Speechwriting: Corporate, Weddings, Retirement


We Are What We Read: Consuming Words?

That is not true, is it? We are what we eat, right? That's true too, but I'm a writer who reads a lot. I'm not a dietitian.

It is true. All of us choose to read some books, and, depending on our jobs, read other things to keep in the know. What do we choose?
Eclectic readers are rare. The truly broad-listed reader who has also strong convictions about what is truth seems hard to find.

I'm a runner. I read a lot of running books and magazines. I know about the sport from several angles even though I'm not especially fast. I'm a poet, and, like running, reading things relating to poetry. I'm hopefully going to help with a chess class at my church. I should do some reading on opening and endgames to refresh my mind.

I'm also a Christian, which, I'm realizing as I write this, I do not read enough about God. I do go in spurts, but lately, have not chased information about my faith. A little reading of Scripture here and there, but that's just playing around, not serious study.

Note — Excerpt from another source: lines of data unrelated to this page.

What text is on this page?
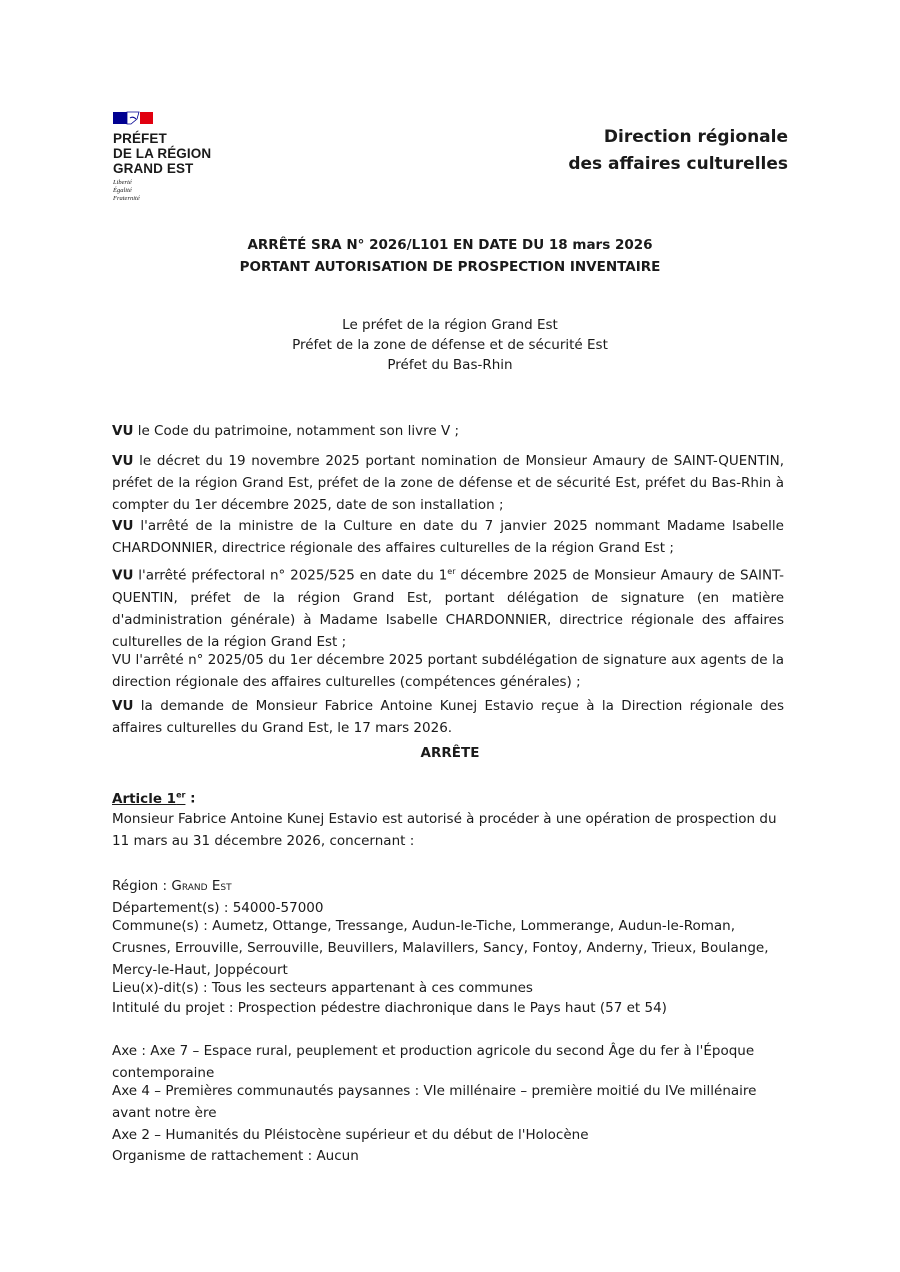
PRÉFET
DE LA RÉGION
GRAND EST
Liberté
Égalité
Fraternité
Direction régionale
des affaires culturelles
ARRÊTÉ SRA N° 2026/L101 EN DATE DU 18 mars 2026
PORTANT AUTORISATION DE PROSPECTION INVENTAIRE
Le préfet de la région Grand Est
Préfet de la zone de défense et de sécurité Est
Préfet du Bas-Rhin
VU le Code du patrimoine, notamment son livre V ;
VU le décret du 19 novembre 2025 portant nomination de Monsieur Amaury de SAINT-QUENTIN, préfet de la région Grand Est, préfet de la zone de défense et de sécurité Est, préfet du Bas-Rhin à compter du 1er décembre 2025, date de son installation ;
VU l'arrêté de la ministre de la Culture en date du 7 janvier 2025 nommant Madame Isabelle CHARDONNIER, directrice régionale des affaires culturelles de la région Grand Est ;
VU l'arrêté préfectoral n° 2025/525 en date du 1er décembre 2025 de Monsieur Amaury de SAINT-QUENTIN, préfet de la région Grand Est, portant délégation de signature (en matière d'administration générale) à Madame Isabelle CHARDONNIER, directrice régionale des affaires culturelles de la région Grand Est ;
VU l'arrêté n° 2025/05 du 1er décembre 2025 portant subdélégation de signature aux agents de la direction régionale des affaires culturelles (compétences générales) ;
VU la demande de Monsieur Fabrice Antoine Kunej Estavio reçue à la Direction régionale des affaires culturelles du Grand Est, le 17 mars 2026.
ARRÊTE
Article 1er :
Monsieur Fabrice Antoine Kunej Estavio est autorisé à procéder à une opération de prospection du 11 mars au 31 décembre 2026, concernant :
Région : Grand Est
Département(s) : 54000-57000
Commune(s) : Aumetz, Ottange, Tressange, Audun-le-Tiche, Lommerange, Audun-le-Roman, Crusnes, Errouville, Serrouville, Beuvillers, Malavillers, Sancy, Fontoy, Anderny, Trieux, Boulange, Mercy-le-Haut, Joppécourt
Lieu(x)-dit(s) : Tous les secteurs appartenant à ces communes
Intitulé du projet : Prospection pédestre diachronique dans le Pays haut (57 et 54)
Axe : Axe 7 – Espace rural, peuplement et production agricole du second Âge du fer à l'Époque contemporaine
Axe 4 – Premières communautés paysannes : VIe millénaire – première moitié du IVe millénaire avant notre ère
Axe 2 – Humanités du Pléistocène supérieur et du début de l'Holocène
Organisme de rattachement : Aucun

One friend is a voracious political blog reader. I asked him the other day what else he reads. Nothing else. No wonder he is pessimistic. He knows well that no president can change the hearts of Mankind, so he knows that when the Barack Obama honeymoon is over, life returns to talks of war, oil prices and demonizing.

Another friend reads only fantasy. His real world relationships are weak, but he can tell you about the ten planets of Jujube and which is inhabited by the Ipsidoodles.

One friend, a particular religious one, reads only authors approved by his friends. There is no committee that censors his list; he is free to read whatever he likes. Still, he reads books that agree with his slant, and he is predisposed to agree. At first, he seems the broadest minded of all my friends, being extremely well-read, but his reading list repeats itself. Same books, same magazines, just with different titles and authors.

What does our reading list tell us? Our obsessions? What we are brave enough to read? Does the history buff ever read the comics? What if my blog reading friend picked up a collection of Victorian plays? What would happen?

I once read several dictionaries purposely. These were ones focused on unusual words. I read one dictionary backwards, just to see what would happen.

Are Bushaters only reading Bush-hate books? Did McCain fans read Obama-love books?

What is as telling is what is missing from our reading list. Does the conservative Christian subscribe to Sojourners? Does the liberal Christian read John Piper books?

Most of us who call ourselves eclectic readers are not all that eclectic, I think. It sounds good, but isn't true. A quick look at what we have read, and perhaps reviewed (for those of us foolishly compelled to discuss books by writing reviews), in the last 2-3 months can answer this.

Whatever excuses we have about why we read what we read, consider the next book carefully. Make it worth the time.